The line in Fig. 1b shows the detection limit in terms of # particles/mL as a function of the radius of the particles, based on extrapolating the various size-dependent models⁴. For a 20 nm radius, this means 2.5 × 10¹³ particles/mL are needed to generate the desired SF intensity. Moving to larger particles, we arrive at 5.6 × 10¹⁰ particles/mL (50 nm radius), 4.2 × 10⁷ (500 nm radius), and finally, extrapolating to non-resonant SH imaging, 1 for objects in the size range of 5–10 microns¹⁰. For diameters close to 100, 200, and 300 nm, data points from angle-resolved non-resonant second harmonic scattering measurements from the surface of silica particles dispersed in water^11,12 are shown. Based on this result, we estimate that 10⁶ particles/mL can only generate a detectable response if R > 1000 nm. Alternatively, 40 nm particles would have to be present at a density of 2.5 × 10¹³ particles/mL, as indicated by the dashed arrow. Neither of these criteria are met in the Article this contribution is arising from¹.

Fig. 1c shows SFS spectra of deuterated hexadecane droplets with a 109 ± 1 nm average hydrodynamic radius stabilized with 8 mM sodium dodecyl sulfate (SDS), following the protocol of Chen et al.¹³ and summarized in the Supplementary Methods. SFS spectra were recorded with particle densities between 10¹¹/mL and 10¹³/mL, achieved by diluting a stock emulsion (size distribution is shown in the inset). In agreement with Fig. 1b, the recorded SF intensity vanishes below a particle density of 10¹²/mL. Figure 1d shows data measured by non-resonant SHS of the same sample diluted with 0.8 mM SDS solution. In both experiments, no detectable signal can be obtained below 4.9 × 10⁹ particles/mL, in agreement with predictions of Fig. 1b for identically-sized objects.

Discussion and conclusions

Although the values of χ⁽²⁾, the scattering angle range, the precise value of the refractive indices, or the surface potential may change, given the difference examined here (a factor of 10⁷ for a particle of 40 nm in diameter) these details are relatively unimportant as they would create a maximum difference in the scattering intensity in the range 0.1–10. Since the instrument used in the Article this contribution is arising from¹ is not outperforming the instruments used here (Table 1), this brings about the question what actually generates the unexpectedly strong SFS response. Based on nonlinear light scattering theory summarized by Eq. (1), there are only two candidates for increasing the scattered intensity by ×10⁷: The size of the particles, with the scattering objects being much larger than reported, or χ⁽²⁾, which should then increase by ~10³. A single particle of a few microns in size could easily overpower the emission of all other particles and generate the measured SF intensity, for example \(\frac{I(1\,\mu m)}{I(10\,{nm})} \sim ({10}^{2})^{3}\).
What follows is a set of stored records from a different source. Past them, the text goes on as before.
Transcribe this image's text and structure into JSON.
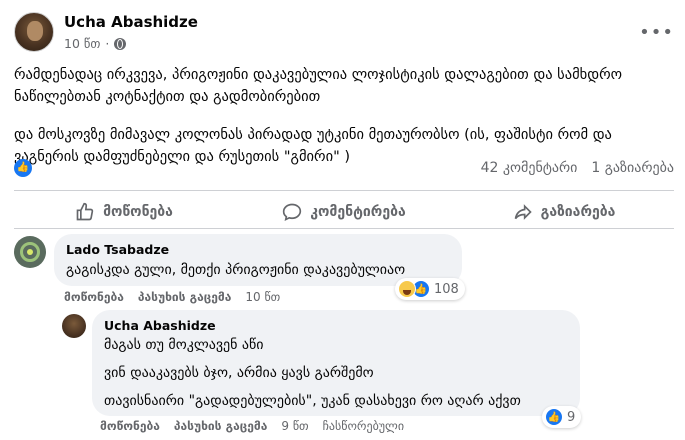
{
  "post": {
    "author": "Ucha Abashidze",
    "time": "10 წთ",
    "paragraphs": [
      "რამდენადაც ირკვევა, პრიგოჟინი დაკავებულია ლოჯისტიკის დალაგებით და სამხდრო ნაწილებთან კოტნაქტით და გადმობირებით",
      "და მოსკოვზე მიმავალ კოლონას პირადად უტკინი მეთაურობსო (ის, ფაშისტი რომ და ვაგნერის დამფუძნებელი და რუსეთის \"გმირი\" )"
    ],
    "comments_count": "42 კომენტარი",
    "shares_count": "1 გაზიარება",
    "actions": {
      "like": "მოწონება",
      "comment": "კომენტირება",
      "share": "გაზიარება"
    }
  },
  "comments": [
    {
      "author": "Lado Tsabadze",
      "text": "გაგისკდა გული, მეთქი პრიგოჟინი დაკავებულიაო",
      "like_label": "მოწონება",
      "reply_label": "პასუხის გაცემა",
      "time": "10 წთ",
      "reaction_count": "108"
    },
    {
      "author": "Ucha Abashidze",
      "lines": [
        "მაგას თუ მოკლავენ აწი",
        "ვინ დააკავებს ბჯო, არმია ყავს გარშემო",
        "თავისნაირი \"გადადებულების\", უკან დასახევი რო აღარ აქვთ"
      ],
      "like_label": "მოწონება",
      "reply_label": "პასუხის გაცემა",
      "time": "9 წთ",
      "edited_label": "ჩასწორებული",
      "reaction_count": "9"
    }
  ],
  "icons": {
    "more": "more-horizontal-icon",
    "privacy": "globe-icon",
    "like": "thumbs-up-icon",
    "comment": "speech-bubble-icon",
    "share": "share-arrow-icon"
  },
  "colors": {
    "accent": "#1877f2",
    "muted_text": "#65676b",
    "bubble_bg": "#f0f2f5"
  }
}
To get insight here, one would have to measure the SF scattering patterns, as was done in Ref. ². A time-dependent intensity trace would provide information about the stability of the intensity¹⁴. The second option might revolve around the crystallization of surfactant in a semi-crystalline layer on the surface of the particles. Extremely dilute crystallites have also shown to produce large SFS intensities¹⁵. It is additionally known in aerosol literature that due to differences in evaporation rates, particles size, morphology and crystallinity can drastically change once they are released in the aerosol chamber^16,17,18.

Summarizing, performing vibrational surface SFS from aerosols with a diameter centered near 40 nm and a density of 10⁶ particles/mL¹ is at odds with understanding based upon nonlinear light scattering theory as well as state of the art experiments conducted by numerous labs, on (metal/plasmonic) particles, droplets, harmonophores, liposomes and other objects with vastly different compositions in both liquid and solid media. The nonlinear light scattering data and theory obtained since the 1980’s generally agrees well with one another, and in that sense shows the same type of confidence as one has with linear light scattering¹⁹. That the Article this contribution is arising from¹ shows data that deviates by a factor of ~10⁷ from current state of the art data and understanding is therefore extremely puzzling to us.